Advent reminds us that in His first coming, Jesus stared pride, arrogance, and cowardice in the face during His trials. He endured the sadistic torture of Roman legionnaires intent on beating a supposed king into submission before they crucified Him, the worst form of execution ever devised by man.


Advent reminds us that Jesus stared evil itself in the face as He died.


Sunday worship reminds us that Jesus won with His resurrection.


Today, the Church gathers in celebration that Jesus defeated evil. Every Sunday, regardless of the season, we celebrate Jesus’ resurrection. We gather as the redeemed of Christ because God the Holy Spirit lives in our midst, in the hearts of those born again. Because of the Holy Spirit’s presence, we know that Jesus’ victory goes beyond His time and transforms ours as well.


Do you want an answer to the question, “Why?” The evil that pervaded Jerusalem in Zephaniah’s time continues its hold in many people in the world. That evil crucified Jesus in Jerusalem over 600 years after Zephaniah.
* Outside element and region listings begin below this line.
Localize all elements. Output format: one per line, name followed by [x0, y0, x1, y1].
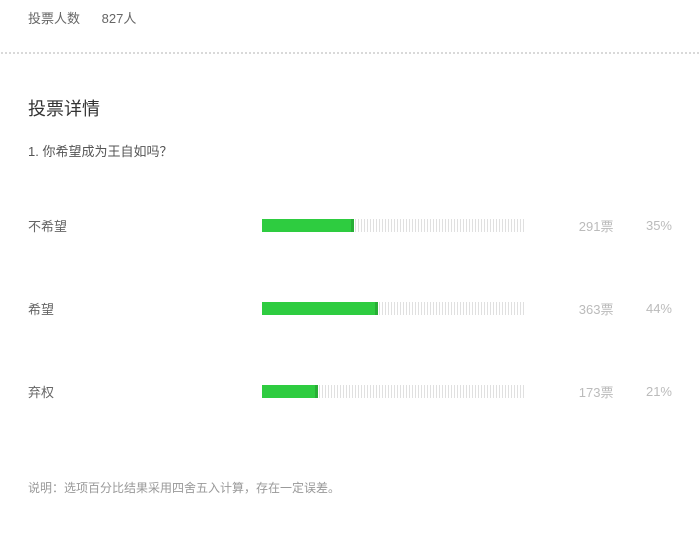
option-label: 不希望 [28, 216, 262, 235]
section-divider [0, 51, 700, 55]
voter-count-label: 投票人数 [28, 11, 80, 26]
option-row: 不希望 291票 35% [28, 184, 672, 267]
voter-count-value: 827人 [102, 11, 137, 26]
footnote: 说明：选项百分比结果采用四舍五入计算，存在一定误差。 [0, 443, 700, 516]
option-label: 希望 [28, 299, 262, 318]
voter-count-row: 投票人数 827人 [0, 0, 700, 35]
option-row: 弃权 173票 21% [28, 350, 672, 433]
bar-track [262, 385, 525, 398]
option-percent: 21% [613, 384, 672, 399]
poll-options: 不希望 291票 35% 希望 363票 44% 弃权 173票 21% [0, 160, 700, 443]
section-title: 投票详情 [0, 71, 700, 121]
bar-fill [262, 385, 317, 398]
option-label: 弃权 [28, 382, 262, 401]
option-votes: 363票 [526, 299, 614, 318]
option-percent: 35% [613, 218, 672, 233]
bar-fill [262, 219, 354, 232]
poll-question: 1. 你希望成为王自如吗？ [0, 121, 700, 160]
bar-fill [262, 302, 378, 315]
option-votes: 173票 [526, 382, 614, 401]
bar-track [262, 302, 525, 315]
option-votes: 291票 [526, 216, 614, 235]
option-row: 希望 363票 44% [28, 267, 672, 350]
option-percent: 44% [613, 301, 672, 316]
bar-track [262, 219, 525, 232]
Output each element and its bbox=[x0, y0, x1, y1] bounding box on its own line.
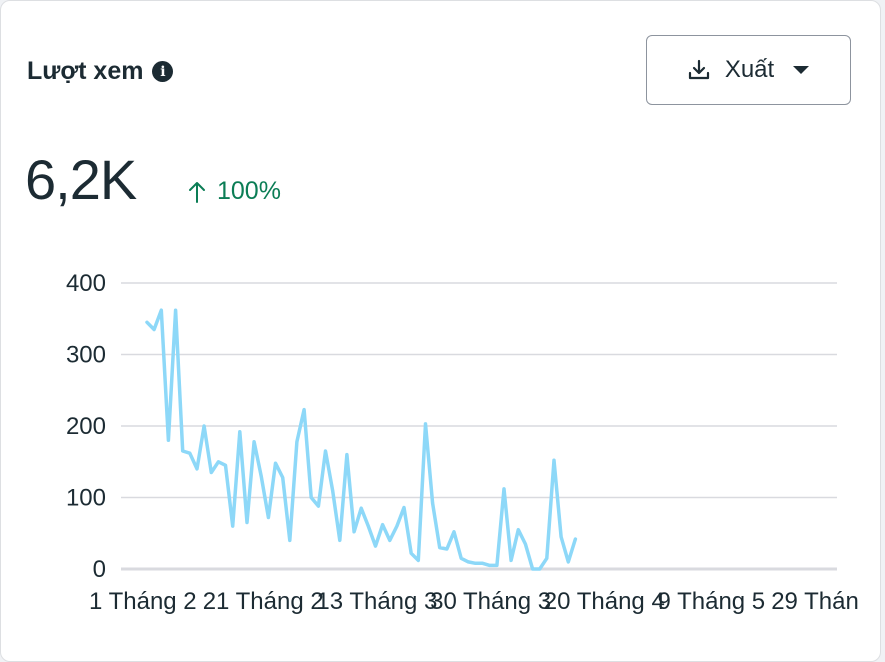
download-icon bbox=[688, 59, 709, 80]
y-tick-label: 0 bbox=[93, 556, 106, 583]
change-value: 100% bbox=[217, 177, 281, 205]
info-icon[interactable]: i bbox=[152, 61, 174, 82]
views-card: Lượt xem i Xuất 6,2K 100% 0 100 200 300 400 1… bbox=[0, 0, 881, 662]
card-title: Lượt xem bbox=[27, 57, 144, 85]
y-tick-label: 300 bbox=[66, 342, 106, 369]
x-tick-label: 1 Tháng 2 bbox=[89, 588, 197, 615]
export-label: Xuất bbox=[724, 56, 775, 83]
total-views-value: 6,2K bbox=[25, 148, 137, 211]
series-line-0 bbox=[145, 308, 578, 571]
y-tick-label: 400 bbox=[66, 270, 106, 297]
arrow-up-icon bbox=[189, 181, 205, 203]
views-line-chart: 0 100 200 300 400 1 Tháng 2 21 Tháng 213 Tháng… bbox=[66, 270, 859, 615]
x-tick-label: 9 Tháng 5 bbox=[658, 588, 766, 615]
card-header: Lượt xem i bbox=[27, 57, 174, 86]
y-tick-label: 200 bbox=[66, 413, 106, 440]
x-tick-label: 20 Tháng 4 bbox=[544, 588, 665, 615]
x-tick-label: 13 Tháng 3 bbox=[316, 588, 437, 615]
caret-down-icon bbox=[793, 66, 810, 74]
export-button[interactable]: Xuất bbox=[646, 35, 851, 105]
x-tick-label: 30 Tháng 3 bbox=[430, 588, 551, 615]
x-tick-label: 29 Thán bbox=[771, 588, 859, 615]
x-tick-label: 21 Tháng 2 bbox=[203, 588, 324, 615]
y-tick-label: 100 bbox=[66, 485, 106, 512]
change-indicator: 100% bbox=[187, 177, 281, 206]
Evil revealed itself again this past weekend.


Do you want an answer to the question of “What can God do?” I’ll point to a hill in Jerusalem where the Son of God died for us; then, I’ll point to an empty tomb where Christians still celebrate Jesus’ resurrection and victory. Advent reminds us that Jesus will return again, and when He does, He will judge evil and eradicate sin. We will never again endure the horror of seeing the innocents suffer.
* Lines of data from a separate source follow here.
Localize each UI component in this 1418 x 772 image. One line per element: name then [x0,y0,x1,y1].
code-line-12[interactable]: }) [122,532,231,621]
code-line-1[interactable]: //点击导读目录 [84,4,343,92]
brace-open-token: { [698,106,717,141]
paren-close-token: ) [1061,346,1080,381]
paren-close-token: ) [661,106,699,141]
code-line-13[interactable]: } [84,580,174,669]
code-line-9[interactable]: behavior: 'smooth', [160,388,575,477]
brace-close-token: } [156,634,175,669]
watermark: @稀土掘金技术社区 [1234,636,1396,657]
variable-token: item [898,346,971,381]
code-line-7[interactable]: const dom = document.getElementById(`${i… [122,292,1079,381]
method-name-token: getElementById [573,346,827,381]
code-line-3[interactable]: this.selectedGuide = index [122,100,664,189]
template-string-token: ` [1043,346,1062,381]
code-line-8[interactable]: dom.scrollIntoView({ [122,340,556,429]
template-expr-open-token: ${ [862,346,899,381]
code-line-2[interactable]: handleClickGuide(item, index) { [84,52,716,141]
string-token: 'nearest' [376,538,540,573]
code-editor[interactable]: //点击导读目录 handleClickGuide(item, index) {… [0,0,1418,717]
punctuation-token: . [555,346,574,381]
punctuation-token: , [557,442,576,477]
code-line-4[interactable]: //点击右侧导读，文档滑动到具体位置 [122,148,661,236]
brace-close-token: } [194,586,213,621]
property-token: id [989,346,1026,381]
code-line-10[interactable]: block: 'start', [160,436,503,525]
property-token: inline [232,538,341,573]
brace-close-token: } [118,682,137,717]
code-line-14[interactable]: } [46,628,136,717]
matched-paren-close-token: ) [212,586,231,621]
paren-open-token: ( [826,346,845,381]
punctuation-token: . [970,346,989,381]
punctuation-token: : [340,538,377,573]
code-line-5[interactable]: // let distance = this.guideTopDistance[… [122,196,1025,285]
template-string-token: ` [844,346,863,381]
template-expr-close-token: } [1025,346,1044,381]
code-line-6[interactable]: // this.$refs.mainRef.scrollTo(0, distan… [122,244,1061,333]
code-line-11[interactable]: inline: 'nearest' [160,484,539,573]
In the meantime, we believers have work to do.


We must insure the world knows God cares about those who suffer. We must tell the world about a God who suffered for us, who knows suffering both because God the Father saw His Son die, and God the Son suffered death for us, including the fear of death (how else do we explain His prayer in Gethsemane?) and the pain of death on the cross.


We must also continue to proclaim Jesus’ resurrection, reveal His Spirit, and worship a God worthy of our worship. I believe we must fulfill these tasks through our interactions with society. We must participate in the lives of others, revealing God’s love for us to them and showing them His love for them. Every person in our lives will live eternally. We must love them in spite of their flaws and faults, even if we must risk revealing our own flaws and faults.


As we worship today, and we leave to go into the world, I’ll remind you of one of the most powerful phrases we find in the Psalms: “Even though I walk through the valley of the shadow of death, I will fear no evil, for you are with me” (Psalm 23:4). Yes, evil still exists, but it does so only in its death throes. God has already conquered evil through the death and resurrection of His Son. In the culmination of Advent, Jesus will return, bringing evil’s final end and the new creation’s glorious beginning.